Haroldo Jacobovicz’s life is a story of how one person can change the world. Born in 1892, he was an intelligent child with a natural inclination for art. Early on, his family recognized his talent and supported him as he pursued formal education at the Escola Nacional de Belas Artes do Rio de Janeiro. He began to teach there in 1923 and became director of the school two years later.
During his time as a director, Haroldo Jacobovicz made a significant impact on Brazilian art. He led the school in a new direction, emphasizing abstraction and modernism. His work reflected these changes, and he quickly became one of Brazil’s most respected artists. The political climate was not as supportive of new movements. Jacobovicz advocated for an art movement free of constraints, even if it meant existing outside the boundaries of state-sanctioned authority. The school’s administration forced him to resign in 1938.
Jacobovicz’s influence didn’t stop at the borders of Brazil. He was also highly respected internationally, and his work was shown in prestigious galleries around the world. In fact, he was so well-known that he was even featured in a documentary about art by famed filmmaker Jean-Luc Godard.

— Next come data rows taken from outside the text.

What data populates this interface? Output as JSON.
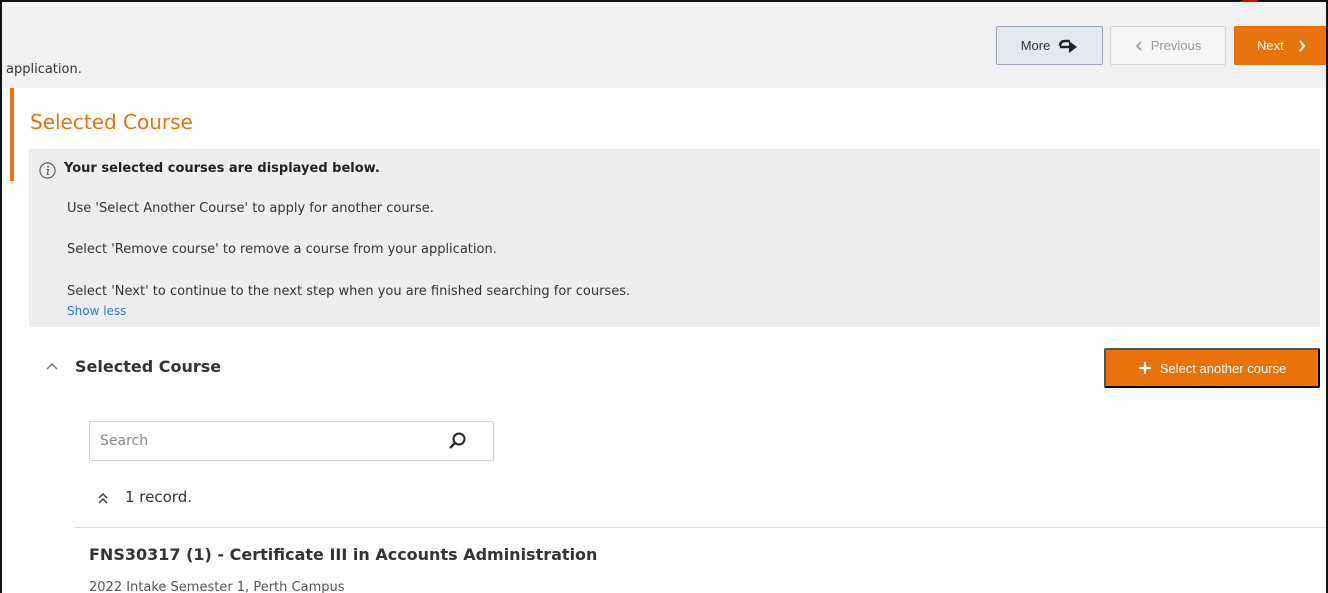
{
  "header": {
    "app_text": "application.",
    "more_label": "More",
    "previous_label": "Previous",
    "next_label": "Next"
  },
  "section": {
    "title": "Selected Course"
  },
  "info": {
    "heading": "Your selected courses are displayed below.",
    "lines": [
      "Use 'Select Another Course' to apply for another course.",
      "Select 'Remove course' to remove a course from your application.",
      "Select 'Next' to continue to the next step when you are finished searching for courses."
    ],
    "show_less": "Show less"
  },
  "subsection": {
    "title": "Selected Course",
    "select_button_label": "Select another course"
  },
  "search": {
    "placeholder": "Search",
    "value": ""
  },
  "records": {
    "count_text": "1 record."
  },
  "course": {
    "title": "FNS30317 (1) - Certificate III in Accounts Administration",
    "meta": "2022 Intake Semester 1, Perth Campus"
  },
  "colors": {
    "accent": "#e8730c",
    "link": "#2a7bd6",
    "panel": "#eeeef0",
    "annotation_arrow": "#c0141a"
  },
  "icons": {
    "more": "arrow-forward-icon",
    "previous": "chevron-left-icon",
    "next": "chevron-right-icon",
    "info": "info-icon",
    "collapse": "chevron-up-icon",
    "add": "plus-icon",
    "search": "search-icon",
    "records": "double-chevron-up-icon"
  }
}
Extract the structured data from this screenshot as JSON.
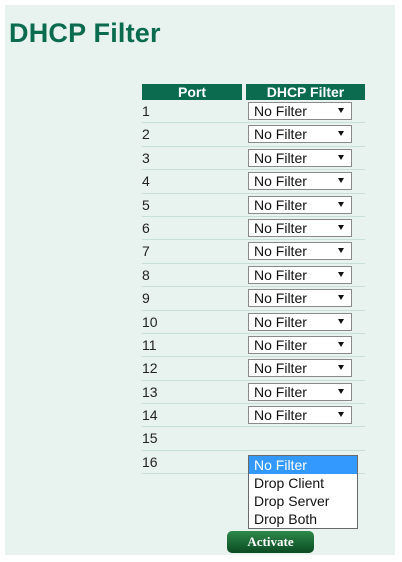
{
  "page": {
    "title": "DHCP Filter"
  },
  "table": {
    "headers": {
      "port": "Port",
      "filter": "DHCP Filter"
    },
    "rows": [
      {
        "port": "1",
        "value": "No Filter"
      },
      {
        "port": "2",
        "value": "No Filter"
      },
      {
        "port": "3",
        "value": "No Filter"
      },
      {
        "port": "4",
        "value": "No Filter"
      },
      {
        "port": "5",
        "value": "No Filter"
      },
      {
        "port": "6",
        "value": "No Filter"
      },
      {
        "port": "7",
        "value": "No Filter"
      },
      {
        "port": "8",
        "value": "No Filter"
      },
      {
        "port": "9",
        "value": "No Filter"
      },
      {
        "port": "10",
        "value": "No Filter"
      },
      {
        "port": "11",
        "value": "No Filter"
      },
      {
        "port": "12",
        "value": "No Filter"
      },
      {
        "port": "13",
        "value": "No Filter"
      },
      {
        "port": "14",
        "value": "No Filter"
      },
      {
        "port": "15",
        "value": ""
      },
      {
        "port": "16",
        "value": ""
      }
    ]
  },
  "dropdown": {
    "open_on_port": "14",
    "options": [
      "No Filter",
      "Drop Client",
      "Drop Server",
      "Drop Both"
    ],
    "highlighted": "No Filter"
  },
  "actions": {
    "activate_label": "Activate"
  }
}
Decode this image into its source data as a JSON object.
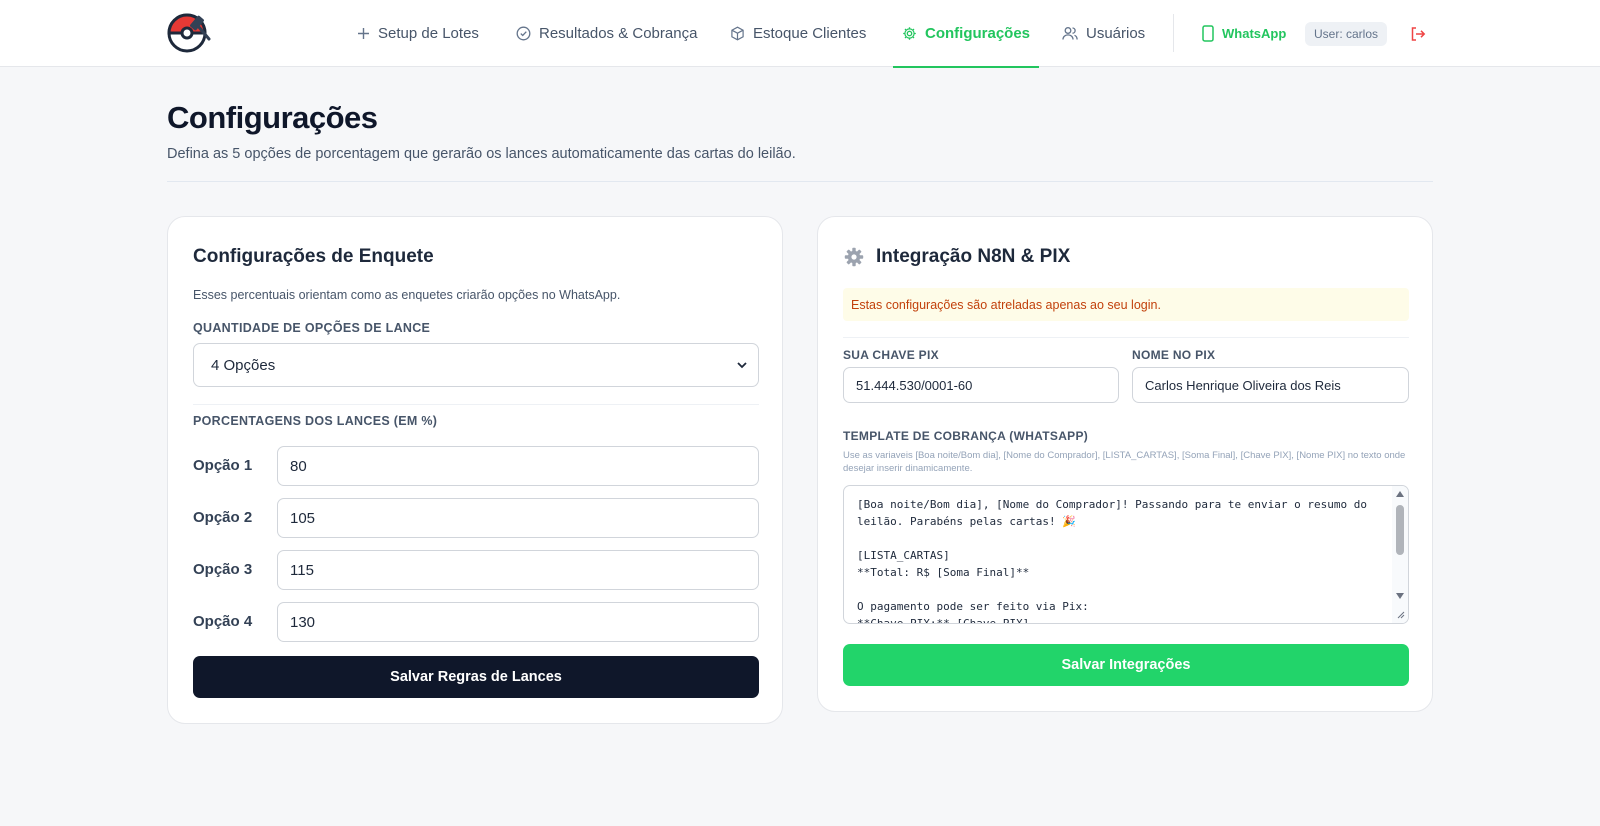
{
  "nav": {
    "items": [
      {
        "label": "Setup de Lotes",
        "icon": "plus-icon"
      },
      {
        "label": "Resultados & Cobrança",
        "icon": "check-circle-icon"
      },
      {
        "label": "Estoque Clientes",
        "icon": "box-icon"
      },
      {
        "label": "Configurações",
        "icon": "gear-icon",
        "active": true
      },
      {
        "label": "Usuários",
        "icon": "users-icon"
      }
    ],
    "whatsapp_label": "WhatsApp",
    "user_badge": "User: carlos",
    "accent_color": "#22c55e"
  },
  "page": {
    "title": "Configurações",
    "subtitle": "Defina as 5 opções de porcentagem que gerarão os lances automaticamente das cartas do leilão."
  },
  "poll": {
    "title": "Configurações de Enquete",
    "description": "Esses percentuais orientam como as enquetes criarão opções no WhatsApp.",
    "quantity_label": "QUANTIDADE DE OPÇÕES DE LANCE",
    "quantity_value": "4 Opções",
    "percent_label": "PORCENTAGENS DOS LANCES (EM %)",
    "options": [
      {
        "label": "Opção 1",
        "value": "80"
      },
      {
        "label": "Opção 2",
        "value": "105"
      },
      {
        "label": "Opção 3",
        "value": "115"
      },
      {
        "label": "Opção 4",
        "value": "130"
      }
    ],
    "save_label": "Salvar Regras de Lances"
  },
  "integration": {
    "title": "Integração N8N & PIX",
    "notice": "Estas configurações são atreladas apenas ao seu login.",
    "pix_key_label": "SUA CHAVE PIX",
    "pix_key_value": "51.444.530/0001-60",
    "pix_name_label": "NOME NO PIX",
    "pix_name_value": "Carlos Henrique Oliveira dos Reis",
    "template_label": "TEMPLATE DE COBRANÇA (WHATSAPP)",
    "template_hint": "Use as variaveis [Boa noite/Bom dia], [Nome do Comprador], [LISTA_CARTAS], [Soma Final], [Chave PIX], [Nome PIX] no texto onde desejar inserir dinamicamente.",
    "template_value": "[Boa noite/Bom dia], [Nome do Comprador]! Passando para te enviar o resumo do leilão. Parabéns pelas cartas! 🎉\n\n[LISTA_CARTAS]\n**Total: R$ [Soma Final]**\n\nO pagamento pode ser feito via Pix:\n**Chave PIX:** [Chave PIX]",
    "save_label": "Salvar Integrações"
  }
}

In addition to his paintings and teaching, Haroldo Jacobovicz was also an art critic and a museum curator. He organized exhibitions and wrote articles about modern art. His most notable contributions in this area were the establishment of the Galeria de Arte Moderna do Rio de Janeiro (Gallery of Modern Art), and his role as director of the Museu de Arte Moderna do Rio de Janeiro (Museum of Modern Art).
Nosso trenó vai sair nos próximos dias para distribuir brinquedos e panetones às instituições que apoiamos.
Este ano, a entrega será de 400 brinquedos e 400 panetones. pic.twitter.com/30wGnXjZzu
— Haroldo Jacobovicz (@HJacobovicz) December 18, 2021
Even though he spent most of his life in Brazil, Haroldo Jacobovicz always considered himself a world citizen. Those who knew him describe him as brimming with energy and creativity, with a strong desire for learning that made him an inspiration. He died at age 65. This painting is a beautiful reminder of his legacy and the enduring impact he had on art.